The markets are fast moving. To remain competitive, an immediate response to customer needs is necessary. Long development phases for new products, business models or services give the competition a head start and create a large risk for the company. The Minimum Viable Product is a possible strategy to react to market needs in a timely manner and with little effort. The MVP is a version of a new product, service or business idea that is created with little effort and used to gain customer feedback. One speaks of a first “usable” product, usually with minimal functionality.
Even if there are critics of this strategy, it has a few advantages for the new, agile working world and in comparison to dynamic start-ups.
- Quick reaction to changing needs in the market.
- An MVP allows the testing of a market gap with as little development effort as possible. This gives your company clarity about whether there is a market for a product, a service or a new business idea.
- Customer feedback is directly integrated into the further development process. In this way, the product can be improved step by step and you avoid products that your customers don’t even want.
- The information gained about customer wishes enables you to direct your capital investment towards the best product.
- Overall, the risk is reduced during the development of products, services or business models.
- You save resources, money and time.
- Your customers become early adopters, which increases loyalty. The appeal of the development process is great and the influence of customer feedback leads to a feeling of appreciation on the part of the customer.

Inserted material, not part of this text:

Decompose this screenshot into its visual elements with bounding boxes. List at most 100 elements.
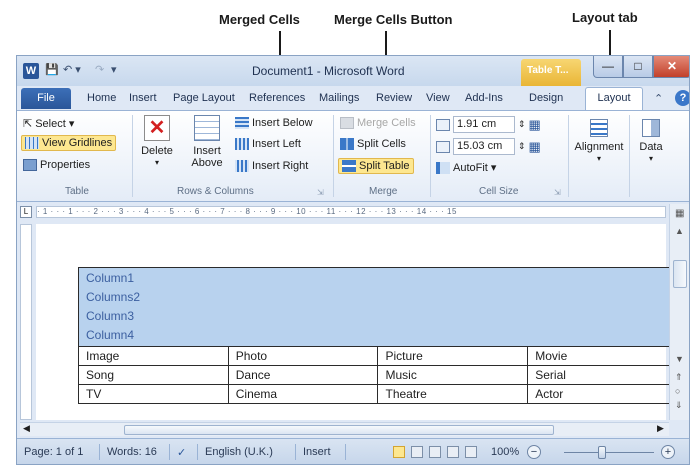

- Releases can be promoted excellently. Your company can win brand ambassadors or integrate influencers, for example, through beta tests in social media.
- You create an ideal relationship between capital investment and success on the market.

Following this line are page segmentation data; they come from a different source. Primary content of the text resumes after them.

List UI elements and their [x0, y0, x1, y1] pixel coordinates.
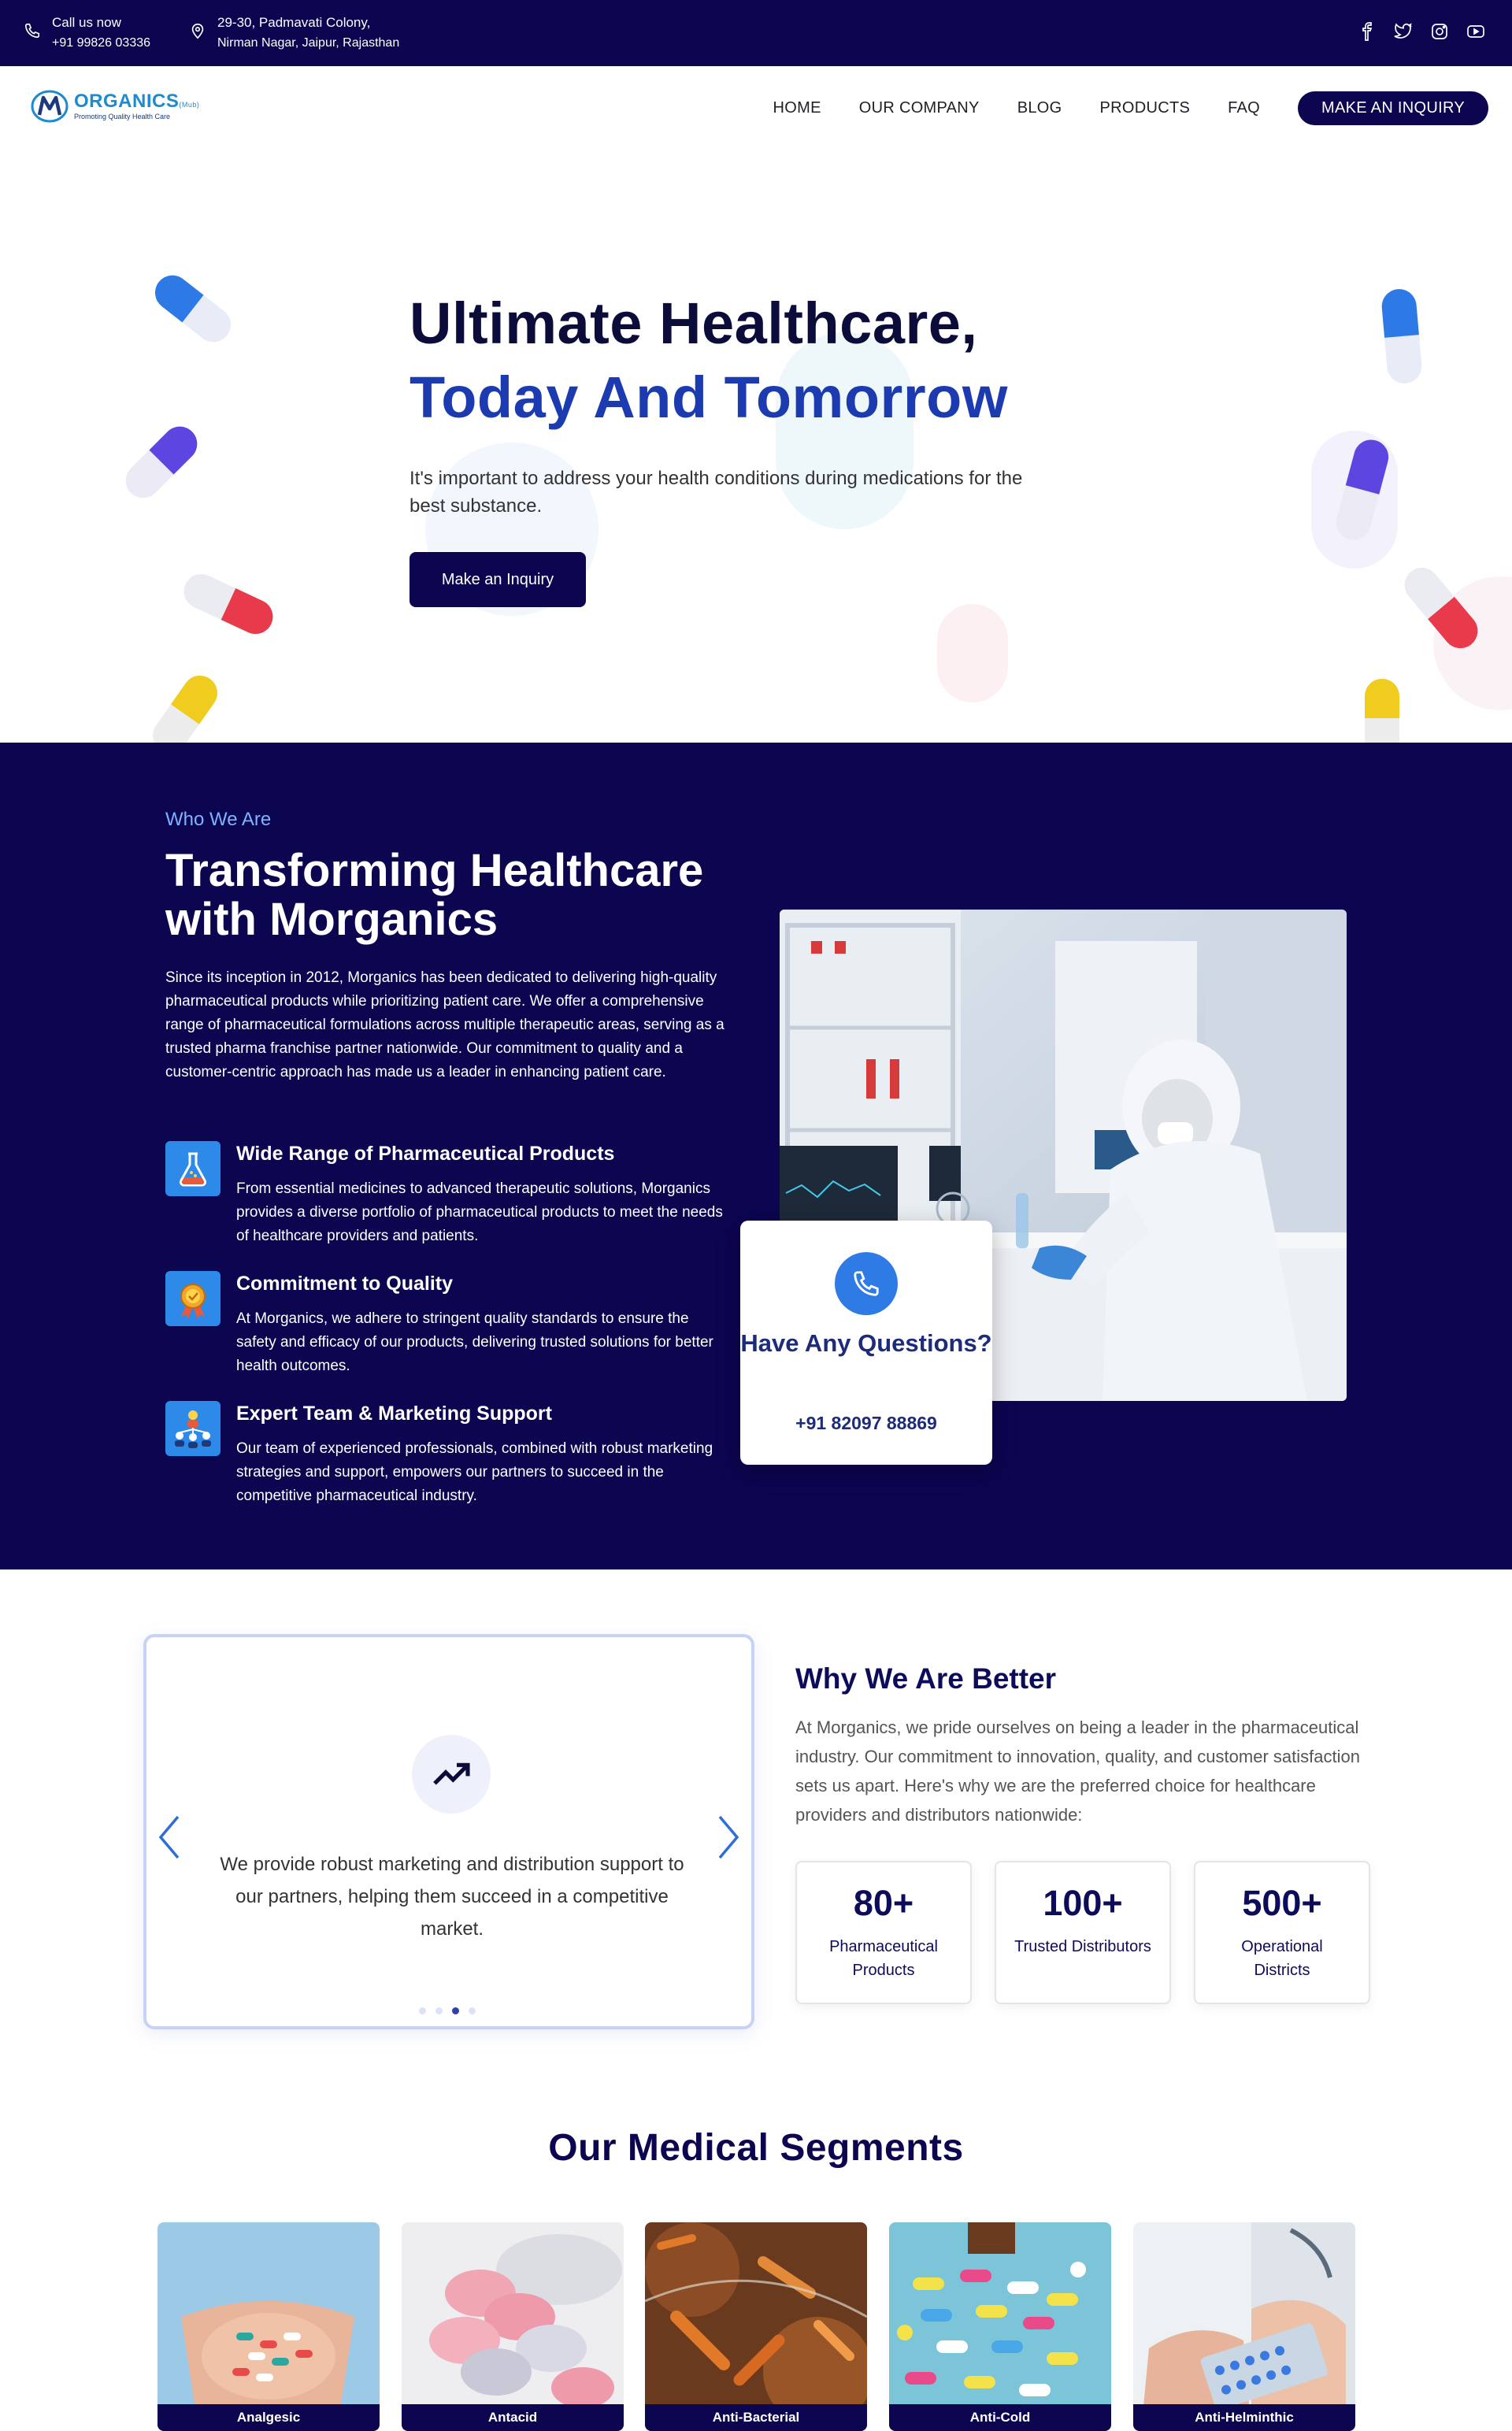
youtube-icon[interactable] — [1466, 22, 1485, 41]
logo-name: ORGANICS — [74, 91, 180, 112]
segment-label: Antacid — [402, 2404, 624, 2431]
location-pin-icon — [191, 23, 204, 39]
why-better-section: We provide robust marketing and distribu… — [0, 1569, 1512, 2073]
who-title: Transforming Healthcare with Morganics — [165, 845, 704, 945]
top-bar: Call us now +91 99826 03336 29-30, Padma… — [0, 0, 1512, 66]
analgesic-image — [158, 2222, 380, 2431]
segments-title: Our Medical Segments — [548, 2127, 964, 2169]
quality-badge-icon — [165, 1271, 220, 1326]
segment-card-anti-helminthic[interactable]: Anti-Helminthic — [1133, 2222, 1355, 2431]
antacid-image — [402, 2222, 624, 2431]
stat-number: 80+ — [853, 1883, 914, 1923]
logo-suffix: (Mub) — [179, 101, 200, 109]
trending-up-icon — [412, 1735, 491, 1814]
nav-blog[interactable]: BLOG — [1017, 99, 1062, 117]
facebook-icon[interactable] — [1358, 22, 1377, 41]
call-label: Call us now — [52, 15, 121, 30]
segment-label: Anti-Bacterial — [645, 2404, 867, 2431]
hero-title-line1: Ultimate Healthcare, — [410, 291, 978, 356]
hero-description: It's important to address your health co… — [410, 468, 1023, 517]
morganics-logo-mark — [31, 90, 69, 123]
capsule-yellow-icon — [153, 675, 217, 743]
segment-card-anti-bacterial[interactable]: Anti-Bacterial — [645, 2222, 867, 2431]
nav-our-company[interactable]: OUR COMPANY — [859, 99, 980, 117]
make-inquiry-hero-button[interactable]: Make an Inquiry — [410, 552, 586, 607]
capsule-blue-icon — [154, 275, 232, 343]
logo-tagline: Promoting Quality Health Care — [74, 113, 171, 120]
stat-label: Pharmaceutical Products — [829, 1938, 938, 1979]
hero-blob — [937, 604, 1008, 702]
feature-description: At Morganics, we adhere to stringent qua… — [236, 1310, 713, 1374]
flask-icon — [165, 1141, 220, 1196]
feature-title: Expert Team & Marketing Support — [236, 1403, 552, 1425]
slide-text: We provide robust marketing and distribu… — [220, 1854, 684, 1940]
anti-helminthic-image — [1133, 2222, 1355, 2431]
nav-menu: HOME OUR COMPANY BLOG PRODUCTS FAQ MAKE … — [773, 91, 1488, 125]
address-info: 29-30, Padmavati Colony, Nirman Nagar, J… — [189, 13, 399, 54]
segment-label: Analgesic — [158, 2404, 380, 2431]
main-nav: ORGANICS(Mub) Promoting Quality Health C… — [0, 66, 1512, 151]
stat-number: 100+ — [1043, 1883, 1123, 1923]
stat-label: Operational Districts — [1241, 1938, 1323, 1979]
call-info[interactable]: Call us now +91 99826 03336 — [24, 13, 150, 54]
segment-card-antacid[interactable]: Antacid — [402, 2222, 624, 2431]
capsule-red-right-icon — [1404, 567, 1478, 649]
nav-faq[interactable]: FAQ — [1228, 99, 1260, 117]
address-line1: 29-30, Padmavati Colony, — [217, 15, 371, 30]
slider-dot[interactable] — [435, 2007, 443, 2014]
address-line2: Nirman Nagar, Jaipur, Rajasthan — [217, 36, 400, 50]
hero-section: Ultimate Healthcare, Today And Tomorrow … — [0, 151, 1512, 743]
who-we-are-section: Who We Are Transforming Healthcare with … — [0, 743, 1512, 1569]
team-network-icon — [165, 1401, 220, 1456]
feature-description: Our team of experienced professionals, c… — [236, 1440, 713, 1504]
feature-title: Wide Range of Pharmaceutical Products — [236, 1143, 615, 1165]
instagram-icon[interactable] — [1430, 22, 1449, 41]
feature-wide-range: Wide Range of Pharmaceutical Products Fr… — [165, 1141, 740, 1251]
slider-dot[interactable] — [419, 2007, 426, 2014]
feature-title: Commitment to Quality — [236, 1273, 454, 1295]
capsule-red-icon — [183, 573, 273, 635]
stat-card-products: 80+ Pharmaceutical Products — [795, 1861, 972, 2004]
slider-dot[interactable] — [469, 2007, 476, 2014]
feature-description: From essential medicines to advanced the… — [236, 1180, 723, 1244]
questions-card[interactable]: Have Any Questions? +91 82097 88869 — [740, 1221, 992, 1465]
slider-next-arrow-icon[interactable] — [715, 1814, 742, 1861]
stat-card-districts: 500+ Operational Districts — [1194, 1861, 1370, 2004]
phone-call-icon — [835, 1252, 898, 1315]
who-description: Since its inception in 2012, Morganics h… — [165, 969, 724, 1080]
capsule-purple-icon — [125, 426, 198, 498]
phone-icon — [24, 23, 40, 39]
twitter-icon[interactable] — [1394, 22, 1413, 41]
feature-expert-team: Expert Team & Marketing Support Our team… — [165, 1401, 740, 1511]
segment-card-analgesic[interactable]: Analgesic — [158, 2222, 380, 2431]
questions-phone[interactable]: +91 82097 88869 — [740, 1413, 992, 1434]
hero-title-line2: Today And Tomorrow — [410, 365, 1008, 430]
slider-dot-active[interactable] — [452, 2007, 459, 2014]
feature-commitment-quality: Commitment to Quality At Morganics, we a… — [165, 1271, 740, 1381]
stat-number: 500+ — [1242, 1883, 1322, 1923]
anti-bacterial-image — [645, 2222, 867, 2431]
capsule-blue-right-icon — [1381, 289, 1422, 384]
make-inquiry-nav-button[interactable]: MAKE AN INQUIRY — [1298, 91, 1488, 125]
nav-products[interactable]: PRODUCTS — [1099, 99, 1190, 117]
segment-label: Anti-Cold — [889, 2404, 1111, 2431]
feature-slider: We provide robust marketing and distribu… — [143, 1634, 754, 2029]
capsule-purple-right-icon — [1336, 439, 1389, 540]
nav-home[interactable]: HOME — [773, 99, 821, 117]
slider-prev-arrow-icon[interactable] — [156, 1814, 183, 1861]
why-description: At Morganics, we pride ourselves on bein… — [795, 1718, 1360, 1825]
logo[interactable]: ORGANICS(Mub) Promoting Quality Health C… — [30, 87, 199, 126]
stat-label: Trusted Distributors — [1014, 1938, 1151, 1955]
capsule-yellow-right-icon — [1365, 679, 1399, 743]
why-title: Why We Are Better — [795, 1662, 1057, 1695]
anti-cold-image — [889, 2222, 1111, 2431]
call-number[interactable]: +91 99826 03336 — [52, 33, 150, 54]
stat-card-distributors: 100+ Trusted Distributors — [995, 1861, 1171, 2004]
slider-dots — [419, 2007, 476, 2014]
who-eyebrow: Who We Are — [165, 809, 272, 830]
questions-title: Have Any Questions? — [740, 1329, 992, 1357]
segment-card-anti-cold[interactable]: Anti-Cold — [889, 2222, 1111, 2431]
segment-label: Anti-Helminthic — [1133, 2404, 1355, 2431]
social-links — [1358, 22, 1485, 41]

- A quick market entry becomes possible and you attract the attention of potential investors.
In addition to their use in software and app development, MVP play a central role in the transfer of science into practice, especially in times of digital transformation. According to the basic principle, the cycle “Build-Measure-Learn” is followed. This approach can also be applied to work in project teams and is similar to the iterative approach of the scholarship holders in the Graduate School of Logistics.